Masoquismo puro

 Cristel Medina.

I

Resultaba muy apacible estar ahí, sentado, sin nada más que hacer, dejando que el viento tocara su rostro y sus manos frías, mientras veía de manera fragmentada como el pequeño árbol de enfrente se mecía suavemente, infundiéndole cierta tranquilidad, de esa que hace que los pensamientos se aquieten por un instante.

Dejar que el sol empapara sus huesos frágiles, inundándolo de un calor reconfortante, que le traía por un momento recuerdos de un ayer no muy lejano, pero que cada vez se desdibujaba más y se borraba de a poco, como esas nubes que atravesaban el cielo y que se percibían pequeñas desde el interior de ese acueducto subterráneo frío y olvidado que se había convertido en su hogar.

Los días se sucedían unos tras otros, con una lentitud que parecía pretender la reflexión, como si tuvieran el propósito de recrear una película permanente de lo que había sido antes, de cómo fue que llego a estar ahí sentado sintiendo el alma congelada y los ojos apagados, si tener siquiera la posibilidad de llorar, porque, aunque pareciera absurdo, había llorado tanto, que había quedado completamente seco, cansado y con frío; un frío que muy seguido se transformaba en un miedo de muerte.

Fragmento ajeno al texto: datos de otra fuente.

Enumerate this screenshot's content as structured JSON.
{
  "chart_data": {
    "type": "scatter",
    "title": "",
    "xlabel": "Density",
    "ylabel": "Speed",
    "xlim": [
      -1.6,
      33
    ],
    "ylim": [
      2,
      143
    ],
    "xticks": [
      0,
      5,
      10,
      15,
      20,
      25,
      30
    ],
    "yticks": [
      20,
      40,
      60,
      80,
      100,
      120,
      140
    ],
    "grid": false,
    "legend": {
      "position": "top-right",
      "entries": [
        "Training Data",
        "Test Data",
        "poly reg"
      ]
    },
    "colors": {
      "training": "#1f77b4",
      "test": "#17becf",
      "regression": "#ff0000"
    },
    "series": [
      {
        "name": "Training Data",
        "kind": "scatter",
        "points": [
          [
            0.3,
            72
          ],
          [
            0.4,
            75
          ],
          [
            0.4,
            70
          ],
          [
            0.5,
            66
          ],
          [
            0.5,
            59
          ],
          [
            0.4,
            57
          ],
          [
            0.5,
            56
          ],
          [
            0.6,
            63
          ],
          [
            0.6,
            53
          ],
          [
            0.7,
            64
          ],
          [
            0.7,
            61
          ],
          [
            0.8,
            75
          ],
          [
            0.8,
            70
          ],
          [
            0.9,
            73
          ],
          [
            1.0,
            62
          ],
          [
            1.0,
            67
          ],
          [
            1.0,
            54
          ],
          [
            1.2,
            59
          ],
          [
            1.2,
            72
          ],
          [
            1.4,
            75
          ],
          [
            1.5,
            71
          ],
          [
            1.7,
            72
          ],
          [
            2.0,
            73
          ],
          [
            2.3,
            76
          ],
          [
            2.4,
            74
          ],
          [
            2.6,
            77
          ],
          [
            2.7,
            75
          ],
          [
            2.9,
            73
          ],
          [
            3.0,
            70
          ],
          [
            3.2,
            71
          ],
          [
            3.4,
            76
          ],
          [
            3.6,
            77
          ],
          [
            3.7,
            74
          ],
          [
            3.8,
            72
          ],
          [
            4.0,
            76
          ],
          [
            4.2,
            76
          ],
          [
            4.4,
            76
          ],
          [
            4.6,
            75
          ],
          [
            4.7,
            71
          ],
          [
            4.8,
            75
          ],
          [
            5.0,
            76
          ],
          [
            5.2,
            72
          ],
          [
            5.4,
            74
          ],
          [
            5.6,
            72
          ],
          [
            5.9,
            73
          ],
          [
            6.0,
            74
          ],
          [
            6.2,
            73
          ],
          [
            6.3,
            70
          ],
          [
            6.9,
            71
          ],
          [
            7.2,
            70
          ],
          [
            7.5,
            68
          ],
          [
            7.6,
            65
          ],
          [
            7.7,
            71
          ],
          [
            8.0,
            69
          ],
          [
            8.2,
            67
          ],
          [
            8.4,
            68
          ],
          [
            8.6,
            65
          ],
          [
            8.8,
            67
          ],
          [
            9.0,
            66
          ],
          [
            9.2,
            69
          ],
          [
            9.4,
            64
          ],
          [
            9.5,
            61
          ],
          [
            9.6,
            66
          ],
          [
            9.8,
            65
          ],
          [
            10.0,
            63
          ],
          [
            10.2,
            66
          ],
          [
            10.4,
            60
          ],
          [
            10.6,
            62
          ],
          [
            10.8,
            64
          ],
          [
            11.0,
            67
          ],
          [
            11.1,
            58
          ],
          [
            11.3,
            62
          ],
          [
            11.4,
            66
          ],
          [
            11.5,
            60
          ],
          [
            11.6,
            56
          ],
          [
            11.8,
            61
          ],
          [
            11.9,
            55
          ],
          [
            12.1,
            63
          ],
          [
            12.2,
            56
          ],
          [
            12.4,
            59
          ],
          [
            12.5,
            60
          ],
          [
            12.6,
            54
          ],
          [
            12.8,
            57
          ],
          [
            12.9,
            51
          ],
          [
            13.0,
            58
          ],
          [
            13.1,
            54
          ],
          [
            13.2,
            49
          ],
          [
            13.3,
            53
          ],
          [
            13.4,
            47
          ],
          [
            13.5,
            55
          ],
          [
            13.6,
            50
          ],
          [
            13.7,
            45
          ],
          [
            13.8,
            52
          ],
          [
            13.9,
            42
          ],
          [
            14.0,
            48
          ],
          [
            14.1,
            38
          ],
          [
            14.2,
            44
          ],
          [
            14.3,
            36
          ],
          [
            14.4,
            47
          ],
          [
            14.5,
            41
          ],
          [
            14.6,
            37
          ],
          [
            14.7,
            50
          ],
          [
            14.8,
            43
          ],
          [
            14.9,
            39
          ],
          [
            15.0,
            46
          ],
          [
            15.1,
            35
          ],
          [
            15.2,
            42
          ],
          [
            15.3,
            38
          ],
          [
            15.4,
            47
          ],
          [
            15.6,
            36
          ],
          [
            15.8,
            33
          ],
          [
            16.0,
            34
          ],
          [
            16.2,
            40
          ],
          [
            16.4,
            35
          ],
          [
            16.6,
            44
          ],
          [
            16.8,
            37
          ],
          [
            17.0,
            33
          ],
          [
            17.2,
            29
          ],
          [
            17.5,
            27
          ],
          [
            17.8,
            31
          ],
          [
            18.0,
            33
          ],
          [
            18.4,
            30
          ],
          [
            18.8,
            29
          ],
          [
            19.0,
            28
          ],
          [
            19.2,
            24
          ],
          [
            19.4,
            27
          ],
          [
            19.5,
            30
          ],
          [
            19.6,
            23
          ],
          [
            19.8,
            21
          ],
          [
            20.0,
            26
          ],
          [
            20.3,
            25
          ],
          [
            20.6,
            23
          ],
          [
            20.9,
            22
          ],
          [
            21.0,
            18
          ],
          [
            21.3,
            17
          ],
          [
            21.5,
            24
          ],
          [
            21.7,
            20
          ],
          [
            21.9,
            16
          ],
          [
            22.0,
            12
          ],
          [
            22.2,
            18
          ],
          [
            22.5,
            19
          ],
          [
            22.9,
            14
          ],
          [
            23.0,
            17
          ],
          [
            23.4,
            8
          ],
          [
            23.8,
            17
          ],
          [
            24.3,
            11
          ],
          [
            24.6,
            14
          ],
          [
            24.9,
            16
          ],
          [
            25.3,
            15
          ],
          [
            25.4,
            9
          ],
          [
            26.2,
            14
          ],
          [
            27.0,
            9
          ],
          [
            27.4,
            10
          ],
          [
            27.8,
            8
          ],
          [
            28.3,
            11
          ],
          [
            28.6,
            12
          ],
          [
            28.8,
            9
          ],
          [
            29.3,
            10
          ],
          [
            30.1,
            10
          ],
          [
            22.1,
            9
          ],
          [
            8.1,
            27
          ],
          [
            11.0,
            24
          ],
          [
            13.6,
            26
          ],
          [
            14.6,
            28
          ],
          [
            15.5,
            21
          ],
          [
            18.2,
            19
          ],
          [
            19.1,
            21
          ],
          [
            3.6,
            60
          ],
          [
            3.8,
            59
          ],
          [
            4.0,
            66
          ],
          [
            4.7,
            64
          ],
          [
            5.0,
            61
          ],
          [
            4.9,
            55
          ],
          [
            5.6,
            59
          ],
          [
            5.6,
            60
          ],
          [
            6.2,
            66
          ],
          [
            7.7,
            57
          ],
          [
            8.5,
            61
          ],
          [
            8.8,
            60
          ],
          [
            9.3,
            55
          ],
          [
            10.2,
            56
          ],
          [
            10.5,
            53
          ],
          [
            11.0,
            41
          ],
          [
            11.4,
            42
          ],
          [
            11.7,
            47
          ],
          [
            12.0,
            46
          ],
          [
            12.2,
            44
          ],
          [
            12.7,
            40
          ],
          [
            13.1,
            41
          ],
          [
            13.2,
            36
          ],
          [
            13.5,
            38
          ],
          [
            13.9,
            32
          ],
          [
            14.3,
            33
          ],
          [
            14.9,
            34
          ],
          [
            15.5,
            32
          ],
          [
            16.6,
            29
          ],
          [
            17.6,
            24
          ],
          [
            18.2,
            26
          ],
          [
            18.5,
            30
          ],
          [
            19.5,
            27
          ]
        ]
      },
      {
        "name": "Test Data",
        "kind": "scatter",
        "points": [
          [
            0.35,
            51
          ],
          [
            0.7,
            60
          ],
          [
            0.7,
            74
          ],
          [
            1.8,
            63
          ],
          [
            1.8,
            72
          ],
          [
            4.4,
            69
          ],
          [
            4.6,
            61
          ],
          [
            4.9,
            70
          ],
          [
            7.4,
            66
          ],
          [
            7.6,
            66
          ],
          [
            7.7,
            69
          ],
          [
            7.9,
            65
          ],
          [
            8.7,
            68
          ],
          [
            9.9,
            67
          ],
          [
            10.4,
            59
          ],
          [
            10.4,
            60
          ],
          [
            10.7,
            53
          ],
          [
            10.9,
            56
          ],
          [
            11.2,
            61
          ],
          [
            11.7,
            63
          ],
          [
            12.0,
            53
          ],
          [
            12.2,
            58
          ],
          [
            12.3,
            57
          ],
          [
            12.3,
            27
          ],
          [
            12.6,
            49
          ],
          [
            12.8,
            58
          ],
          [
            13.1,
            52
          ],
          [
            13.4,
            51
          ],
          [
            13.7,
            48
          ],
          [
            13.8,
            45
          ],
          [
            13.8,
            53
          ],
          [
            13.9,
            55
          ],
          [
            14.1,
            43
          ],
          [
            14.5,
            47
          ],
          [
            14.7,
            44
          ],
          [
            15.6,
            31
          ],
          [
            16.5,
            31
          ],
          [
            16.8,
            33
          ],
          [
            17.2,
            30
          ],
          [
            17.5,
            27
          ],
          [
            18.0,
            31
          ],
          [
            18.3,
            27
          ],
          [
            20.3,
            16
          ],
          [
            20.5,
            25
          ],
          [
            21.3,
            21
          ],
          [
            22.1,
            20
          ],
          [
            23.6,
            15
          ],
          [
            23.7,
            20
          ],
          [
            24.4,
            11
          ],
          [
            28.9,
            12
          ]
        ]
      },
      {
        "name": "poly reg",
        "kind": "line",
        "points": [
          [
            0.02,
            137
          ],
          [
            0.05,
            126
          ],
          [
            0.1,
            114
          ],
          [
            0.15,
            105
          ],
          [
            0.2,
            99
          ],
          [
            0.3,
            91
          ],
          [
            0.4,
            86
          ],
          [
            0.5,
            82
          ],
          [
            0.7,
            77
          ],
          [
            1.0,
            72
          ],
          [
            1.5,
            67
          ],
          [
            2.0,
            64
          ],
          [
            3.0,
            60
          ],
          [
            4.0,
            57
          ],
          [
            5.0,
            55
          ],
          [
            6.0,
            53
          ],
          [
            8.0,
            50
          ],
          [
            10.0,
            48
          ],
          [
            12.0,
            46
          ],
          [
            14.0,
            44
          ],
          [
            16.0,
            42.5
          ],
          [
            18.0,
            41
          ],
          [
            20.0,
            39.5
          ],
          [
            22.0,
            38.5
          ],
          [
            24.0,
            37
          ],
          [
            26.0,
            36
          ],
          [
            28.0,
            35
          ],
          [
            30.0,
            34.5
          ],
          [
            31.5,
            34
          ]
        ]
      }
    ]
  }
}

Se había resignado a desaparecer de este mundo, volviéndose apenas una sombra humana que vagaba de un lado hacia otro buscando inútilmente acallar su voz dentro de su mente, que cada vez parecía hablarle más duro y fuerte, hasta volverse un dolor insoportable, convirtiéndose en una angustia intangible que en algunos momentos de lucidez amenazaba con volverlo loco, como esos locos que se pierden de sí mismos sólo para no recordar más, para que el dolor que traen tatuados en el alma desaparezca en un mundo cubierto de telarañas y parásitos inconcebibles.

II

Hacía apenas unos años (cinco para ser exactos) que se levantaba todos los días a las 6:00 a.m., abordaba su auto, manejaba presuroso un largo camino bordeado de pinos y todo tipo de flores silvestres, hasta llegar a la oficina donde se desempeñaba como consejero académico; cumplía con un horario de nueve horas que nunca se le hacían pesadas, ya que disfrutaba de lo que hacía. Terminando su jornada siempre pasaba por algo de comer, algún postre, fruta o flores, con la única intención de no llegar nunca a casa con las manos vacías. Las tardes transcurrían con calma, entre libros, un vaso de tinto, algún cigarro para apaciguarse y música que invariablemente le ponía de buen humor.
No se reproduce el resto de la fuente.